Applications for a new supermarket are often dogged by protests, but residents in a Bristol suburb are pleading for a store in their local area.
Residents in Knowle have handed in a 166-signature petition to the management of the Broadwalk shopping centre, Bristol City Council and Bristol South MP Dawn Primarolo, calling for a new supermarket after the last Somerfield-branded store in Bristol was closed by The Co-op Group last month due to “poor trading performance”.
The store, which was in the shopping centre, was a lifeline for the elderly, residents claimed. “We have an Iceland and a small butcher’s, but it doesn’t cover the groceries,” said John Seward, who organised the petition.
“Older people can’t get to Tesco or Asda, so they can’t do their weekly shopping now. We are calling for the centre to get a supermarket as quickly as possible.”

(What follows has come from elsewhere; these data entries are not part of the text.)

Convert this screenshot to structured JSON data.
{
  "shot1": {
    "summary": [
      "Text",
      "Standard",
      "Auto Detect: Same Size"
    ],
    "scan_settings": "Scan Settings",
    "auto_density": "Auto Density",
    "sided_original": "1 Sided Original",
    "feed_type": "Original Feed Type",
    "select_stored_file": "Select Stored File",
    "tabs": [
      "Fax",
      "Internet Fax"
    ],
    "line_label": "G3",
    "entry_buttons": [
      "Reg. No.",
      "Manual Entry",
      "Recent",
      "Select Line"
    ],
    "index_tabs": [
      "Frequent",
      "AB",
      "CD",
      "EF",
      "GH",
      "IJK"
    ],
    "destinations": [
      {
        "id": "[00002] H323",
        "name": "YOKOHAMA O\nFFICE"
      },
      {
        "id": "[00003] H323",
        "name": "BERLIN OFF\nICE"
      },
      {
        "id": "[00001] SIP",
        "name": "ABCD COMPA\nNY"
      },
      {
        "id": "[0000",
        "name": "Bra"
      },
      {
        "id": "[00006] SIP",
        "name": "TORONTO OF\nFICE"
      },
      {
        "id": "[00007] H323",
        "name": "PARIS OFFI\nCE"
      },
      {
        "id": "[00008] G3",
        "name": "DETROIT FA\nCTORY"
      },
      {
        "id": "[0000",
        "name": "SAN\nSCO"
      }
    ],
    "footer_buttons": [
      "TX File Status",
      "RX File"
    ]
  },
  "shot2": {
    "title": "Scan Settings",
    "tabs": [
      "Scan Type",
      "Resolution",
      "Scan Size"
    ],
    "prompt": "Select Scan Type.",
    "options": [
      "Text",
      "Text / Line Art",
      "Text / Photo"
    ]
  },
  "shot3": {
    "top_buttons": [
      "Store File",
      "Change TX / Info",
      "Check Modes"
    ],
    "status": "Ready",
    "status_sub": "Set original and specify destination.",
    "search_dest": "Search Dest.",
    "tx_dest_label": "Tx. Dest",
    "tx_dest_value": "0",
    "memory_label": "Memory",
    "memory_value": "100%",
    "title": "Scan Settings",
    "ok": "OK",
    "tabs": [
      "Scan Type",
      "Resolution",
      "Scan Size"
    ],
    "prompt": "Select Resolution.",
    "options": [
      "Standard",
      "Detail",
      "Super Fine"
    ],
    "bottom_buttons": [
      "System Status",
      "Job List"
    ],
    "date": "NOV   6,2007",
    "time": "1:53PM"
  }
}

The petition goes against the many reports of residents protesting against the opening of supermarkets and echoes Sainsbury’s CEO Justin King’s comments last month that supermarkets were not to blame for the decline of the high street.
“This is not an isolated incident,” a spokesman for the British Retail Consortium confirmed. “Vested interests and small protest groups attract a disproportionate amount of attention, but most people recognise the contribution new retail investments make to local economies and communities in terms of jobs, services and regeneration.”